Texas Hispanics were more than twice as likely as whites to have enrolled in health insurance plans offered through the Affordable Care Act’s Health Insurance Marketplace between September 2013 and March 2014, according to a report released May 9 by Rice University’s Baker Institute for Public Policy and the Episcopal Health Foundation.
The report also found that Hispanic adults in Texas experience more difficulty in affording health services than white adults and are three times as likely to be uninsured. In addition, Hispanic respondents were more optimistic about the Affordable Care Act (ACA) than their white counterparts.
The Health Reform Monitoring Survey (HRMS)-Texas report is based on a national project that provides timely information on implementation issues under the ACA and changes in health insurance coverage and related health outcomes. The Baker Institute and the Episcopal Health Foundation are partnering to fund and report on key factors about Texans obtained from an expanded representative sample of Texas residents.
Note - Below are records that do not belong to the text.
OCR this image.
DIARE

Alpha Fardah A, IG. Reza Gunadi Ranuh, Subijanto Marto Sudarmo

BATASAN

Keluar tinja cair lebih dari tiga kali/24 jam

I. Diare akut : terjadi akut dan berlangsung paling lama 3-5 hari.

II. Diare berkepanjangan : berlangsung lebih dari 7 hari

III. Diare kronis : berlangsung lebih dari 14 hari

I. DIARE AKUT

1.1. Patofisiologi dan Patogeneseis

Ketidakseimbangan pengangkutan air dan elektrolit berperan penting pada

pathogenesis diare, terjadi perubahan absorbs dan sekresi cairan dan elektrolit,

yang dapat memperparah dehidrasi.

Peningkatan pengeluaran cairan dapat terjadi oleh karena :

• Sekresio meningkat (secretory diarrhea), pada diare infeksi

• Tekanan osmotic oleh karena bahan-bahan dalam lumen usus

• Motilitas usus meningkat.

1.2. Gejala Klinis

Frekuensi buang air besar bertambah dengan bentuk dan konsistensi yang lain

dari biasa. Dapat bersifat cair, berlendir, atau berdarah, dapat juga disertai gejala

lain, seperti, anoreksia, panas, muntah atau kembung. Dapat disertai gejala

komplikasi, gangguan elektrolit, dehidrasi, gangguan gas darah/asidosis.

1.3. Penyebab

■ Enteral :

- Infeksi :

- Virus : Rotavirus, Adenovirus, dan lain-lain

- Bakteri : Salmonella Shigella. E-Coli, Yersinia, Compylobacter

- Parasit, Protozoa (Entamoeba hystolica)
The report contains responses from 1,595 Texans in September 2013 and 1,538 in March 2014. White survey respondents outnumbered Hispanic respondents, with 803 and 581, respectively, in September 2013 and 732 and 595, respectively, in March 2014.
“The ability of Hispanics to obtain affordable health insurance under the ACA is important if we are to reduce the overall rate of uninsured residents in Texas,” said Vivian Ho, the chair in health economics at Rice’s Baker Institute, a professor of economics at Rice and a professor of medicine at Baylor College of Medicine. Ho co-authored the study with Elena Marks, the president and CEO of the Episcopal Health Foundation and a health policy scholar at the Baker Institute.
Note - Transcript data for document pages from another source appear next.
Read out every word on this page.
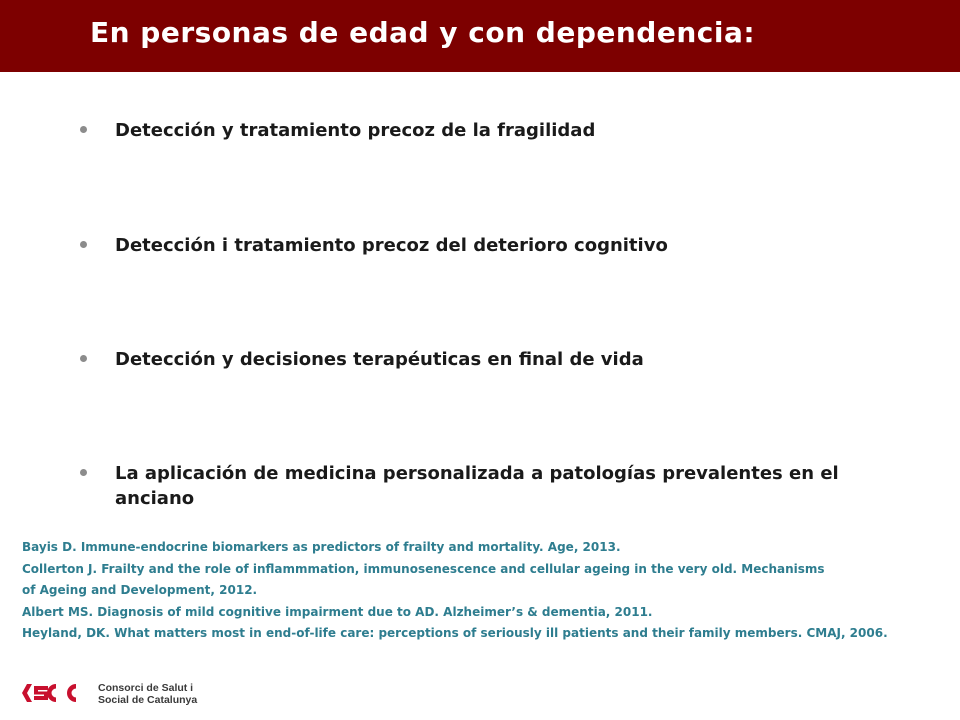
En personas de edad y con dependencia:
Detección y tratamiento precoz de la fragilidad
Detección i tratamiento precoz del deterioro cognitivo
Detección y decisiones terapéuticas en final de vida
La aplicación de medicina personalizada a patologías prevalentes en el anciano
Bayis D. Immune-endocrine biomarkers as predictors of frailty and mortality. Age, 2013.
Collerton J. Frailty and the role of inflammmation, immunosenescence and cellular ageing in the very old. Mechanisms
of Ageing and Development, 2012.
Albert MS. Diagnosis of mild cognitive impairment due to AD. Alzheimer’s & dementia, 2011.
Heyland, DK. What matters most in end-of-life care: perceptions of seriously ill patients and their family members. CMAJ, 2006.
Consorci de Salut i
Social de Catalunya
Hispanics make up 39 percent of the Texas population and account for a disproportionate share of the 6 million uninsured Texans. Census data from 2012 indicate that 39 percent of Texas Hispanics were uninsured, compared with 17 percent of whites and 22 percent of blacks.
“The full impact of the ACA on the Hispanic population will not be known for some time,” Marks said. “As the implementation of the act continues and a second enrollment period begins later this year, the coverage gap between Hispanic and white adults may be reduced.”
The May 9 HRMS-Texas report is the fourth in a series on the implementation of the ACA in the state. The survey was developed by the Urban Institute, conducted by the company GfK and jointly funded by the Robert Wood Johnson Foundation, the Ford Foundation and the Urban Institute.
The analyses and conclusions based on HRMS-Texas are those of the authors and do not represent the views of the Urban Institute, the Robert Wood Johnson Foundation or the Ford Foundation.